Festivalin doruk noktası, 8 Ağustos akşamı resmi kapanışıydı - bu zamana kadar tüm nesneler tamamlandı ve her binayı sunan ekip kaptanları, içerdikleri fikirler ve işlevsel amaçları hakkında konuştular. Sunumdan sonra, kasaba halkı tamamlanmış nesnelerin içinden kendileri geçebildiler ve onları "deneyebildiler", özellikle de birçoğunda sıcak çay ve tatlılarla muamele gördüler.

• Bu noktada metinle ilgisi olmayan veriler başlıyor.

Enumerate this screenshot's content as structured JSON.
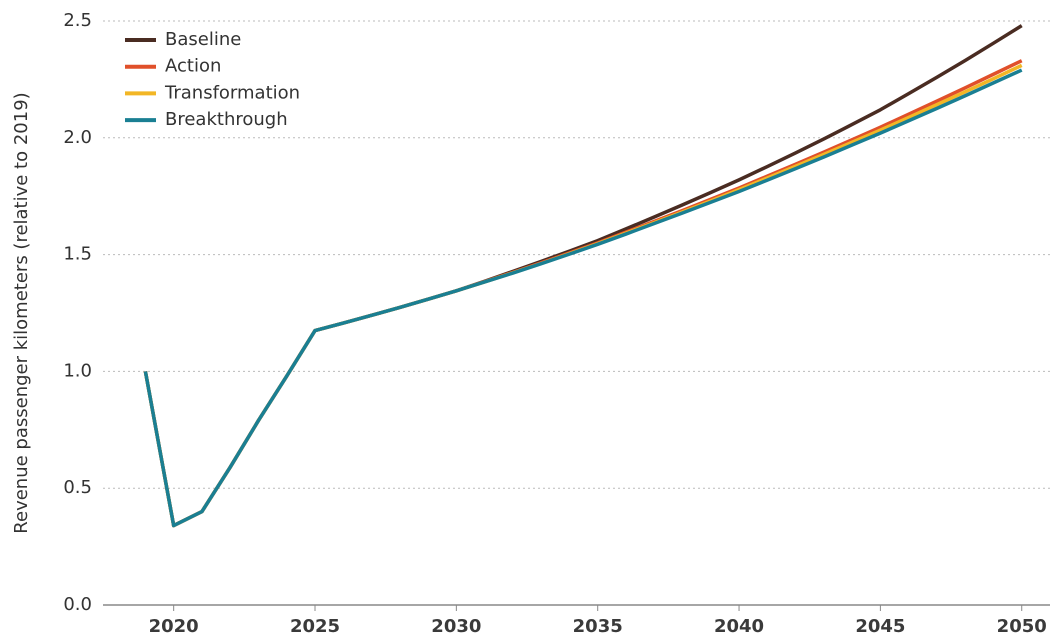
{
  "chart_data": {
    "type": "line",
    "y_label": "Revenue passenger kilometers (relative to 2019)",
    "x": [
      2019,
      2020,
      2021,
      2022,
      2023,
      2024,
      2025,
      2026,
      2027,
      2028,
      2029,
      2030,
      2031,
      2032,
      2033,
      2034,
      2035,
      2036,
      2037,
      2038,
      2039,
      2040,
      2041,
      2042,
      2043,
      2044,
      2045,
      2046,
      2047,
      2048,
      2049,
      2050
    ],
    "series": [
      {
        "name": "Baseline",
        "color": "#4a2c22",
        "values": [
          1.0,
          0.34,
          0.4,
          0.59,
          0.79,
          0.98,
          1.175,
          1.207,
          1.24,
          1.274,
          1.309,
          1.345,
          1.386,
          1.428,
          1.471,
          1.515,
          1.56,
          1.61,
          1.661,
          1.713,
          1.766,
          1.82,
          1.877,
          1.935,
          1.995,
          2.057,
          2.12,
          2.189,
          2.259,
          2.331,
          2.405,
          2.48
        ]
      },
      {
        "name": "Action",
        "color": "#e0502a",
        "values": [
          1.0,
          0.34,
          0.4,
          0.59,
          0.79,
          0.98,
          1.175,
          1.207,
          1.24,
          1.274,
          1.309,
          1.345,
          1.384,
          1.424,
          1.465,
          1.507,
          1.55,
          1.596,
          1.642,
          1.689,
          1.737,
          1.785,
          1.836,
          1.887,
          1.939,
          1.992,
          2.045,
          2.101,
          2.157,
          2.214,
          2.272,
          2.33
        ]
      },
      {
        "name": "Transformation",
        "color": "#f2b625",
        "values": [
          1.0,
          0.34,
          0.4,
          0.59,
          0.79,
          0.98,
          1.175,
          1.207,
          1.24,
          1.274,
          1.309,
          1.345,
          1.383,
          1.422,
          1.462,
          1.504,
          1.547,
          1.592,
          1.637,
          1.683,
          1.73,
          1.778,
          1.828,
          1.878,
          1.929,
          1.981,
          2.033,
          2.087,
          2.142,
          2.197,
          2.253,
          2.31
        ]
      },
      {
        "name": "Breakthrough",
        "color": "#1a7f93",
        "values": [
          1.0,
          0.34,
          0.4,
          0.59,
          0.79,
          0.98,
          1.175,
          1.207,
          1.24,
          1.274,
          1.309,
          1.345,
          1.383,
          1.421,
          1.461,
          1.502,
          1.544,
          1.588,
          1.633,
          1.678,
          1.724,
          1.77,
          1.819,
          1.868,
          1.918,
          1.969,
          2.02,
          2.073,
          2.126,
          2.18,
          2.235,
          2.29
        ]
      }
    ],
    "xlim": [
      2017.5,
      2051
    ],
    "xticks": [
      2020,
      2025,
      2030,
      2035,
      2040,
      2045,
      2050
    ],
    "ylim": [
      0,
      2.5
    ],
    "yticks": [
      {
        "value": 0,
        "label": "0.0"
      },
      0.5,
      {
        "value": 1,
        "label": "1.0"
      },
      1.5,
      {
        "value": 2,
        "label": "2.0"
      },
      2.5
    ],
    "grid": true,
    "legend": "top-left"
  }
}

Kapanış gününde Yeşil Şehir, bir dakika içinde hayatın tüm hızıyla devam ettiği ve bireysel sanat objelerinin beklenmedik bir şekilde bütünün bir parçası olduğu gerçek bir metropole dönüştü. Gerçek bir şehirde olduğu gibi, konutlar, tapınaklar, marinalar, çayhaneler, banklar, çeşmeler vardı. Kasaba halkının sadece "Yeşil Şehir" topraklarında geçerli olan "yasal" bir evliliğe girdiği bir kayıt ofisi bile vardı. Tabii ki, yerel manzaralar hemen ortaya çıktı. Böylece göl kıyısında yürürken, suyun çok uzaklarında duran, suyun altında sığ bir şekilde batan ve aşağıdan çok renkli mumlarla aydınlatılan bir iskele görülebiliyordu. Yandan bakıldığında bankın gölün tam ortasında durduğu, yalnızlık ve meditasyon için bir yer oluşturduğu görülüyordu. Bu nesneyi ortaya koyan yaratıcıları, fikirlerini tek bir cümleyle açıkladılar: "Gölün diğer tarafına bir köprü yaptık: ilk 20 metre günahkarlar için, geri kalanı azizler için".

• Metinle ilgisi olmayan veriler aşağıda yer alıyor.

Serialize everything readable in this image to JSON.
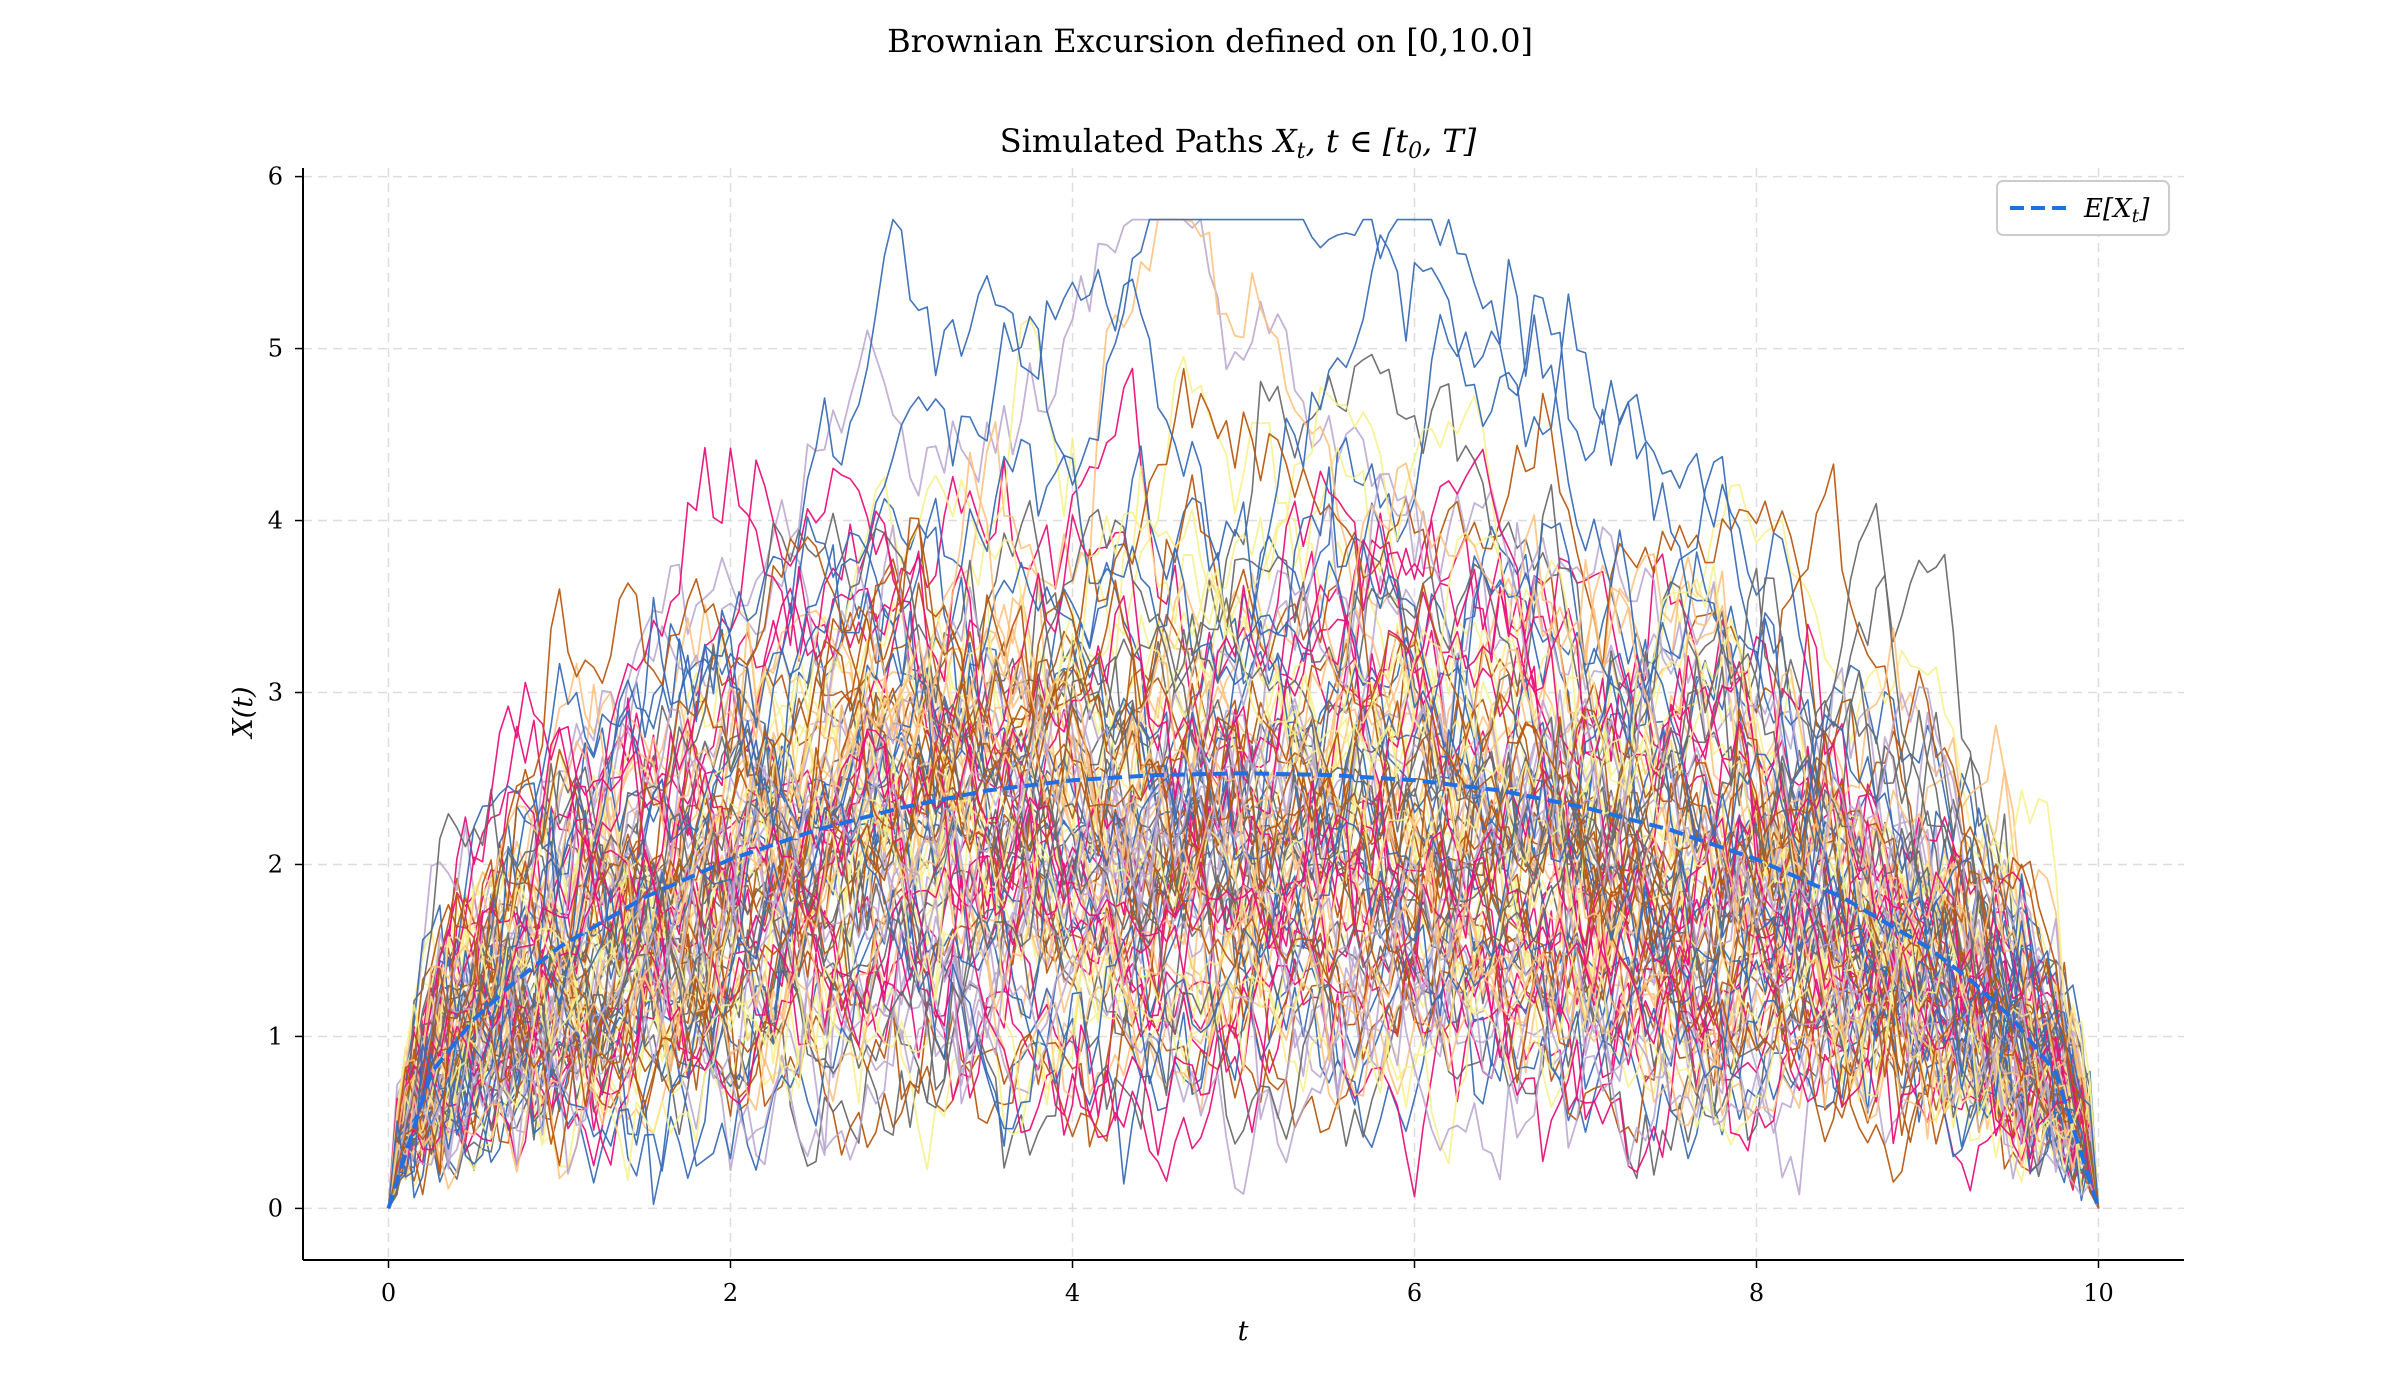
{
  "chart_data": {
    "type": "line",
    "suptitle": "Brownian Excursion defined on [0,10.0]",
    "title": "Simulated Paths X_t, t ∈ [t_0, T]",
    "title_plain": "Simulated Paths",
    "title_math": "X",
    "title_math_sub": "t",
    "title_math_rest": ", t ∈ [t",
    "title_math_sub2": "0",
    "title_math_end": ", T]",
    "xlabel": "t",
    "ylabel": "X(t)",
    "xlim": [
      -0.5,
      10.5
    ],
    "ylim": [
      -0.3,
      6.05
    ],
    "x_ticks": [
      0,
      2,
      4,
      6,
      8,
      10
    ],
    "y_ticks": [
      0,
      1,
      2,
      3,
      4,
      5,
      6
    ],
    "grid": true,
    "legend": {
      "placement": "top-right",
      "entries": [
        {
          "label": "E[X_t]",
          "label_main": "E[X",
          "label_sub": "t",
          "label_end": "]",
          "color": "#1f6fe5",
          "style": "dashed"
        }
      ]
    },
    "t_start": 0,
    "t_end": 10,
    "expected_curve": {
      "name": "E[X_t]",
      "color": "#1f6fe5",
      "t": [
        0,
        0.25,
        0.5,
        0.75,
        1,
        1.5,
        2,
        2.5,
        3,
        3.5,
        4,
        4.5,
        5,
        5.5,
        6,
        6.5,
        7,
        7.5,
        8,
        8.5,
        9,
        9.25,
        9.5,
        9.75,
        10
      ],
      "values": [
        0,
        0.79,
        1.1,
        1.33,
        1.52,
        1.81,
        2.03,
        2.2,
        2.33,
        2.43,
        2.49,
        2.52,
        2.53,
        2.52,
        2.49,
        2.43,
        2.33,
        2.2,
        2.03,
        1.81,
        1.52,
        1.33,
        1.1,
        0.79,
        0
      ]
    },
    "path_count": 100,
    "path_steps": 200,
    "path_colors": [
      "#3a6db5",
      "#b85a12",
      "#e8127a",
      "#6b6b6b",
      "#f7f08a",
      "#fdbf7a",
      "#b9a5cf"
    ],
    "note_paths": "simulated sample paths: Brownian excursions from 0 at t=0 to 0 at t=10, values mostly within 0 to 5.8"
  }
}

Dükkanın çok yakınında, su içinde, yarım daire şeklinde bir gölgelikle kaplanmış, eğri dallardan dokunmuş, kazıkların üzerine döşeme olan bir "Şalaş" nesnesi de vardı. Başka bir nesne - "Rüzgar Tapınağı" - ormanda bulunur. Şeklinde, keskin bir şekilde uzatılmış ve yana doğru keskin bir tepeye sahip bir koni şeklindeki bir kulübeye benziyordu. Sanki kuvvetli bir rüzgar, kulesini yana yatırmış gibi ve bu pozisyonda "tapınak" dondu. "Rüzgar Tapınağı" "Yeşil Şehir" de kazara inşa edilmedi: mimarlar havanın ruhunu yatıştırmak istedi.

Genel olarak, birçok mimar için "Yeşil Şehir" sadece yaratıcılığın değil, aynı zamanda canlılığın da bir sınavı haline geldi. Bazen Gorny Altay'ın zor koşullarında fiziksel olarak hayatta kalmanın mimariden daha önemli olduğu görüldü, ancak yaratıcılık festivali kazandı. Ve yağan yağmurlar ve kavurucu güneşte yaratılan, doğal malzemelerden yapılmış yetmiş bina şeklindeki sonuç, kendi adına konuşuyor. "Yeşil Şehir" katılımcıları oybirliğiyle ona sihir diyorlar, koşulların harika bir tesadüfü, yani festivalin yeri, zamanı ve teması. Kendi adımıza, zamanın, yerin ve temanın çok etkili ve yüksek sesle "duyulduğunu" ekliyoruz, her şeyden önce mimarlar, "Yeşil Şehir" in büyücüleri, onsuz asla sahip olamayacakları için teşekkür ederiz. Doğmuş.